This week’s Revisited is Part 1 of 2 (which appears here). I wrote this in June of 2004 at the beginning of a prayer styles workshop, which was part of spiritual formation during my studies at Saint Meinrad Seminary and School of Theology.

My prayer style is so casual that I often wonder if I have an adequate prayer life, let alone the right prayer style. Maybe I’ll learn that means my prayer style doesn’t fit for me.
I have no formal or set prayer routine aside from public worship, but while I tend not to gravitate to formulaic prayer, its long connection to Tradition and to the living universal Church is meaningful and important to me. While my mind may wander during a particular reading or prayer, it is often not the words I’m hearing but the connectedness I feel that is the most prayerful part of this kind of prayer experience. Reciting the same Creed from 1500 year ago, celebrating the Last Supper as the Lord himself did — the lineage of the actions sometimes speaks to me more strongly than the here and now experience. We, as Catholics, have a powerful connection to the universal Church, not only of the world today but through time.
This past Lent, in honor of my grandma who was dying, I resolved to pray the daily office as I had seen her do for so many years. Doing this I felt a great connection to her and to Tradition, and it was tremendously comforting at the time of her death (it was amazing how the readings fit the situation in the last few days of her life). Praying the daily office also became a link to my grandma’s sister, whom I’ve never known well but with whom I developed a connection during the time we spent in prayer at Grandma’s bedside. Without a sense of immediate connection, however, I did not sustain what I had hoped would be a new habit for long after Easter. I tend to think I’m in a hurry and end up just going through the motions more than really praying from the heart. This disappoints me, but I have failed to hold myself accountable for it.
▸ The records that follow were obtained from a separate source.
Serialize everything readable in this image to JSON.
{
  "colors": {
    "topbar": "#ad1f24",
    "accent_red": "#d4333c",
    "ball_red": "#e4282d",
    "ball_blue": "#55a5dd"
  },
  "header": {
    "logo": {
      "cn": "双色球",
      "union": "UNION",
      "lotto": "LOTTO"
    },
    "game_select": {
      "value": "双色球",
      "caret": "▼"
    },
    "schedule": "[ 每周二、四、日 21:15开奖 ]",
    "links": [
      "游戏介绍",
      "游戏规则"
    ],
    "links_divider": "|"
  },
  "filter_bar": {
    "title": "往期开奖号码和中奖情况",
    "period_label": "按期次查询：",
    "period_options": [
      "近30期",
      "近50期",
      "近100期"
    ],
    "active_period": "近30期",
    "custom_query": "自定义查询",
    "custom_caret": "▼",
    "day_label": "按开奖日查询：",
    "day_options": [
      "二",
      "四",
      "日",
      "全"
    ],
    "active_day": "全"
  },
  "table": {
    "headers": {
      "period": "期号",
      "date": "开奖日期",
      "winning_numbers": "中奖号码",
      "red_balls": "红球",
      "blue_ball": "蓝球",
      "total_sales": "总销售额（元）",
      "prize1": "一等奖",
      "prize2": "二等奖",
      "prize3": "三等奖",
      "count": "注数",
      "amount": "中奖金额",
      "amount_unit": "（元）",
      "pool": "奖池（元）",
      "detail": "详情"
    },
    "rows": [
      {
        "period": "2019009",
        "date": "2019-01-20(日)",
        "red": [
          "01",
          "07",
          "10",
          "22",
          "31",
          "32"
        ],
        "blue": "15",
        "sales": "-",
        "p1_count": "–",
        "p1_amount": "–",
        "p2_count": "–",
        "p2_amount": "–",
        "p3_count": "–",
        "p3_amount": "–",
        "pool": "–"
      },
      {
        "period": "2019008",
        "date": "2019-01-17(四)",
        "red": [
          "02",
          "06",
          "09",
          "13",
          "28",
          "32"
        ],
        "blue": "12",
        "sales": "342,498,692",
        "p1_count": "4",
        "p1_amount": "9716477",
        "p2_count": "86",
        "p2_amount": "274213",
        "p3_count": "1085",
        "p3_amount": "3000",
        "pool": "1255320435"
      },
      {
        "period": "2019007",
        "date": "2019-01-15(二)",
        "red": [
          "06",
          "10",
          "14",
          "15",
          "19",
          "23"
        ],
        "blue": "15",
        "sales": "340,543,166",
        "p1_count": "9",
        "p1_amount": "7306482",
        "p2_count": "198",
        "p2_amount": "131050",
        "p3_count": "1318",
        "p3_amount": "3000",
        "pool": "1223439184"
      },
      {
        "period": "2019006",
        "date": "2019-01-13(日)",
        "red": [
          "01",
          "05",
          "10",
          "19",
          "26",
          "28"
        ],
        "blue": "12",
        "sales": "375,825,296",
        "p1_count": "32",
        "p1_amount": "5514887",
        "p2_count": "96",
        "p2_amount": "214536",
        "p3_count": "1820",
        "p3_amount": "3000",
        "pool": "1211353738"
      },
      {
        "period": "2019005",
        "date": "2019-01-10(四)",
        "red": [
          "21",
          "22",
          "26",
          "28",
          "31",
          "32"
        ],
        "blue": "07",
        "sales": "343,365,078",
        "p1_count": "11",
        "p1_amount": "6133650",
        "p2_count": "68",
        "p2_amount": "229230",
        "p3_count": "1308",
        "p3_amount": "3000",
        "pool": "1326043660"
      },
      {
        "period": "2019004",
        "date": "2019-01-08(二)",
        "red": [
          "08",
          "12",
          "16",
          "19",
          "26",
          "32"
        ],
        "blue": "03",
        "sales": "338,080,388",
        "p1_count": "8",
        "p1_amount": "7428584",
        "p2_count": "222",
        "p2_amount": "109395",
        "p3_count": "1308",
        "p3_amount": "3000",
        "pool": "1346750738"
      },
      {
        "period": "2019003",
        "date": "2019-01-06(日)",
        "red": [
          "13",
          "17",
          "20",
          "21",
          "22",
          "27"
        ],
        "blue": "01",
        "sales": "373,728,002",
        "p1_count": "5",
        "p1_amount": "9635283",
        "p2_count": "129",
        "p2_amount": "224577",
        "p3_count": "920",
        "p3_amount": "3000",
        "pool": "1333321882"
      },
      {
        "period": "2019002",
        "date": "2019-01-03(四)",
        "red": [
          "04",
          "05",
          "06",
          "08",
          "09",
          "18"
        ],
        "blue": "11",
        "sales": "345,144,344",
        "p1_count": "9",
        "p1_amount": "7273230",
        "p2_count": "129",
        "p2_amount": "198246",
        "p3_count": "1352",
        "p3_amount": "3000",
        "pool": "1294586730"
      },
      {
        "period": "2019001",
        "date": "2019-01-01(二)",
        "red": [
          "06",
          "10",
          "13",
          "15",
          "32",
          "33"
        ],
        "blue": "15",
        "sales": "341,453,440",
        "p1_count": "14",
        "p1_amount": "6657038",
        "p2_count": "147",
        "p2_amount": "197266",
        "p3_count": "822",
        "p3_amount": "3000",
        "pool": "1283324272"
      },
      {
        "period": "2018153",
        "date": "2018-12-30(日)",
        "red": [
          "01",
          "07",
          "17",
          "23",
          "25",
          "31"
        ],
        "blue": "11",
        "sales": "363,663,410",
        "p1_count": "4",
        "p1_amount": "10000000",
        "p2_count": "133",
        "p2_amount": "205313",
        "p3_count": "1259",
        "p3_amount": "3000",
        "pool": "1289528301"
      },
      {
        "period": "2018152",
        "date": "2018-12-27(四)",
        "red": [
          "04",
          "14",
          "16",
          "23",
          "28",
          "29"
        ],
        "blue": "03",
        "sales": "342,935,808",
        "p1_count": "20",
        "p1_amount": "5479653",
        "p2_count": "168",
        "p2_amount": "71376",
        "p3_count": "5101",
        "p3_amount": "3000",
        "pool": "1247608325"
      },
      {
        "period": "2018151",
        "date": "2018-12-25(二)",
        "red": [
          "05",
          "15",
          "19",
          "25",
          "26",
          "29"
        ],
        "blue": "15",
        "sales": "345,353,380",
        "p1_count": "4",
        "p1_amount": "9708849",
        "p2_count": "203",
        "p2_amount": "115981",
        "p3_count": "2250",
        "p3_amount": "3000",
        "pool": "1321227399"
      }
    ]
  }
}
A style that has worked for me in the past is to write my prayers. Writing keeps me focused and slows my mind, which tends to wander in contemplative prayer. Taking the time to write forces me to take the time to think and be more purposeful about my prayers. It also helps me see how God has been working my life as I look back on past weeks. Although I know it feels good, I have resisted going back to writing my prayers again because I tell myself I have no time, which really isn’t true.
The style I most often use now is just to try to stay aware of where God is in my life. Throughout the day I talk to Him in bursts of a few seconds to make an observation, a request, or to say thank you; and each evening as I’m settling into bed I also try to look back through my day, and ahead to the next, and talk to God about what’s going on in my life. What I’m lacking in this style, I realize, is listening for His answers.
I am keenly aware of times in my life when things felt so right that I knew I was attuned to the guidance of the Holy Spirit in that moment in time, and I’m learning to recognize these moments more often as they are happening and not only in retrospect. In the same way I’m becoming aware when things don’t feel right, when it seems I’m working too hard to get the result I want. Often when I persevere in these situations, I don’t feel accomplishment, but instead disappointment in myself, when I finally get what I thought I wanted.
The idea of my life being a prayer both appeals to me and scares me. In my deepest heart I wish for my life to reflect my faith in every moment, every decision I make being filtered through the eyes of reflecting God’s love for the world. Every moment would then feel right. The truth is, though, that I so often choose not what feels right but what instead seems easy, that I shudder to think of those times as a response to God’s call in my life.
In summary, I’ve tried various styles of prayer, but have stopped short of embracing any one style for the long term. I tend to resist what seems too formulaic or scheduled, but I do need some form of structure to keep me on track.